Frequently Asked Questions
I’ve been using the Batch Learning PR and am thinking of switching to the Learning Framework.
The Learning Framework is similar in style to the Batch Learning PR, and offers many similar features, but also differs in some ways. If you are considering switching from using the Batch Learning PR, there are several ways in which you will find the new PR different, and will need to change your application:
- Relation extraction is not explicitly supported, so in order to do this using the Learning Framework, you’d have to do more work to piece together the task from separate classification steps;
- The Batch Learning PR allowed a combined NER/classification task in which entities are not only located but also classified. In the Learning Framework, you’ll have to do this as separate tasks, either by learning each type as a separate NER task (recommended) or by doing NER then classifying your entities.
- Training and application are now split into separate PRs. You’ll need to pick the right one for the task you are doing.

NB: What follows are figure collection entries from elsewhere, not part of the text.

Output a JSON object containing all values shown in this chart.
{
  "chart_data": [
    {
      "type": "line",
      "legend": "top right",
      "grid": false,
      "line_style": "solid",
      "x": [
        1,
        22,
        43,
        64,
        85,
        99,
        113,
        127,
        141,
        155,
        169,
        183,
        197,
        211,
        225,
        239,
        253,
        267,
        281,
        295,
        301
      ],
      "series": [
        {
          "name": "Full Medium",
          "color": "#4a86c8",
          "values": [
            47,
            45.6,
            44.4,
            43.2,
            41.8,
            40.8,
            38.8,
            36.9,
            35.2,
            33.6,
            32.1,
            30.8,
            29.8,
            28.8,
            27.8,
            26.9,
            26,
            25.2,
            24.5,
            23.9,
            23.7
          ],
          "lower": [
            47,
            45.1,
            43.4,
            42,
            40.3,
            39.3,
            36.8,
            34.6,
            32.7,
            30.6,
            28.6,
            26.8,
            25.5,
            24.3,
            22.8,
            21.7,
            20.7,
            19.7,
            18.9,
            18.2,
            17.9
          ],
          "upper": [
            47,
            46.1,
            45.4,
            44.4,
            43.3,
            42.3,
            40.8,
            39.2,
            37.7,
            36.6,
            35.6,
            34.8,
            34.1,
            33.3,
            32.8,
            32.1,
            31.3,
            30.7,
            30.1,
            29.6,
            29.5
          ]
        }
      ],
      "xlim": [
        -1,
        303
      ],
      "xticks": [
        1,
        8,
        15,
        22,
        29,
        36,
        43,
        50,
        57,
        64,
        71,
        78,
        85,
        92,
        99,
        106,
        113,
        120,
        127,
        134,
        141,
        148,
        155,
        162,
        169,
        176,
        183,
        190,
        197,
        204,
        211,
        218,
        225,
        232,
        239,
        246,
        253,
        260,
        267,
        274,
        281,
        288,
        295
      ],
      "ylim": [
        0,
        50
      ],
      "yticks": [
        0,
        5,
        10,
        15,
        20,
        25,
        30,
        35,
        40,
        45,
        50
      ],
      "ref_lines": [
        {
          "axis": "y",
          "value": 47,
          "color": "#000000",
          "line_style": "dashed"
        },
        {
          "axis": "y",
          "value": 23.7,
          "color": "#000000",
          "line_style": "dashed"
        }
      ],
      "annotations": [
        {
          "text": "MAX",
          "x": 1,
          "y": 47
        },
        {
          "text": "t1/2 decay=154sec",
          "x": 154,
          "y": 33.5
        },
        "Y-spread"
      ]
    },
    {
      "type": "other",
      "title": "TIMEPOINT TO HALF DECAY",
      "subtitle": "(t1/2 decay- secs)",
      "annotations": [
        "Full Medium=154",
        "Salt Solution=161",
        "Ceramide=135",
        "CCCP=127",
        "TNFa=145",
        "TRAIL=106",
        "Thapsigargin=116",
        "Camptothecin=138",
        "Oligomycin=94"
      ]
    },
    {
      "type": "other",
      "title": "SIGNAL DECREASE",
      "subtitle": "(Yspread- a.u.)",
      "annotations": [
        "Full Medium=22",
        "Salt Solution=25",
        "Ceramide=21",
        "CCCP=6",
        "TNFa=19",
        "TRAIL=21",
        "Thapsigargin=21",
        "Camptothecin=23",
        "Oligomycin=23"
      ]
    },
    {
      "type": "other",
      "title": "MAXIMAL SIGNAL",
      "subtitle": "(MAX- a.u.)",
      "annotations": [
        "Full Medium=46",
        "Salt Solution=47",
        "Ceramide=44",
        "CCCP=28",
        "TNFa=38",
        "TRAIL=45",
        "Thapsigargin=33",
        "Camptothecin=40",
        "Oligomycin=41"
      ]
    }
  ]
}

- The configuration file is similar in style but different in some ways. Many settings are now runtime parameters, so you will need to include these in your app. Aside from that, some of the feature specifications will require small edits. Aside from relations features, everything is included, but in some cases, differently specified;
- If you want to use PAUM, the Batch Learning PR remains the only implementation;
- Evaluation is differently implemented in the Learning Framework PR. Classification accuracy is provided, facilitating parameter tuning, using both cross-validation and hold-out methods, but task evaluation is left to other GATE tools to provide, for example the Corpus QA.
My learner is slow/isn’t working very well/isn’t working at all/etc. ..?
You may have set your parameters up incorrectly, for example not having class and feature annotations in the same set, and indicating that set correctly to the PR. Use the Export PR to export to ARFF and have a look at the training set it generates. Looking at the ARFF can often reveal if the feature set you are generating isn’t what you intended, as well as deepening your understanding of what you are doing.
You may have learned a poor classifier. SVM in particular may perform badly unless you tune parameters such as cost. You may have insufficient training data or inadequate features. Would you be able to do this task given those features and those training examples? You may find it easier and faster to experiment in Weka, by uploading your exported ARFF. If you use algorithms in Weka that are also included in the Learning Framework PR, then the results you obtain about the best parameter settings should transfer back into GATE for that same algorithm. Feature selection can be valuable.